Many years ago a young man walked into my shop. He had been there before to change the battery to a watch his father had given him on his high school graduation and had build trust and confidence in me enough to request that I help him pick out a special gift for a girl he had been dating. We picked out a pair of Italian made 14kt earrings that day.
Later that year during Christmas time he came in and purchased a diamond and emerald ring, it was their first Christmas together and he wanted to make it a special event. After Christmas I met the young lady he had bestowed his gifts to when she came into my store to have the ring sized. She also bought with her a small broach her grandmother had given her. Her grandmother had received the broach on her fifteenth birthday in the mid 40's.
Thanks to gold's durability it only took a bit of polishing and straightening of the attaching pin to make the piece look as new as the day her grandmother received fifty years ago.
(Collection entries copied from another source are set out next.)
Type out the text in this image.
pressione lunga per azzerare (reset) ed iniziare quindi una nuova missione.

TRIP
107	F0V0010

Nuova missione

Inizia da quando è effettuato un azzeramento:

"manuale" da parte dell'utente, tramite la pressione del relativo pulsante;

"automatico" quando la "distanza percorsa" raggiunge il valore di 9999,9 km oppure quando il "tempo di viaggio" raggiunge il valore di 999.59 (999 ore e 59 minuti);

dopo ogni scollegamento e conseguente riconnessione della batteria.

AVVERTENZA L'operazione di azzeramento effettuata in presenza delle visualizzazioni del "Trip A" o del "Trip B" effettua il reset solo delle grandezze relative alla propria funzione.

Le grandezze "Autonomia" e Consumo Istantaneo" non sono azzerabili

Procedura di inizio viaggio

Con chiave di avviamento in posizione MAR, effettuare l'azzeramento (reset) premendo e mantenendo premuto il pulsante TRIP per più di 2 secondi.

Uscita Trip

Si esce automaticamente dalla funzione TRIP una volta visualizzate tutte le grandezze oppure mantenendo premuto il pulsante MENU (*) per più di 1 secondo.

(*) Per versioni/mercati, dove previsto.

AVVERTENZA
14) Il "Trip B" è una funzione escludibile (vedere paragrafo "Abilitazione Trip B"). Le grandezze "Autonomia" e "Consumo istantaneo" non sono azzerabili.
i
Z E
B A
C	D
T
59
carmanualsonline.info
After a year of purchasing another set of earrings for Valentines, these were made of diamond, a matching necklace and bracelet set for her birthday and other small and inexpensive accessories which I thought had no apparent reason, the young man walked into my store and announced he was going to ask the girl to marry him. He had graduated from college and had a promising job with an export company. We picked out a beautiful 3/4 carat diamond which I offered to buy back the day he would want to upgrade it to a one carat or more. I was invited to the engagement, an affair attended by family members and close friends. My pride swelled within me as everyone admired the ring he had picked out. I felt I had played an important part of the event. On their wedding day I loaned them a diamond necklace as part of the "something borrowed" tradition.
Some five years later his wife walked into my store to purchase a high grade watch to commemorate his becoming vice-president of the company. She was now wearing a one and a half carat diamond on her finger and the 3/4 carat he had originally purchase for her on a simple necklace. When they had purchased the one and a half carat they could not bear to trade in the diamond which marked their engagement and the beginning of facing the challenges of life together.
I asked her how she developed her passion for jewelry and she explained to me that every single piece of jewelry she had represented her some of the most wonderful moments in her life as well as in the life of those who had handled them down to her like her grandmother.
"Someday I'll be able to hand down some of my jewelry to my children on their special occasions. I am now pregnant with my second." she explained.
Six months later I designed for him a ring to give her with a diamond for the child born in April and a sapphire for the child born in September.
Jewelry, there is no better commemorative gift!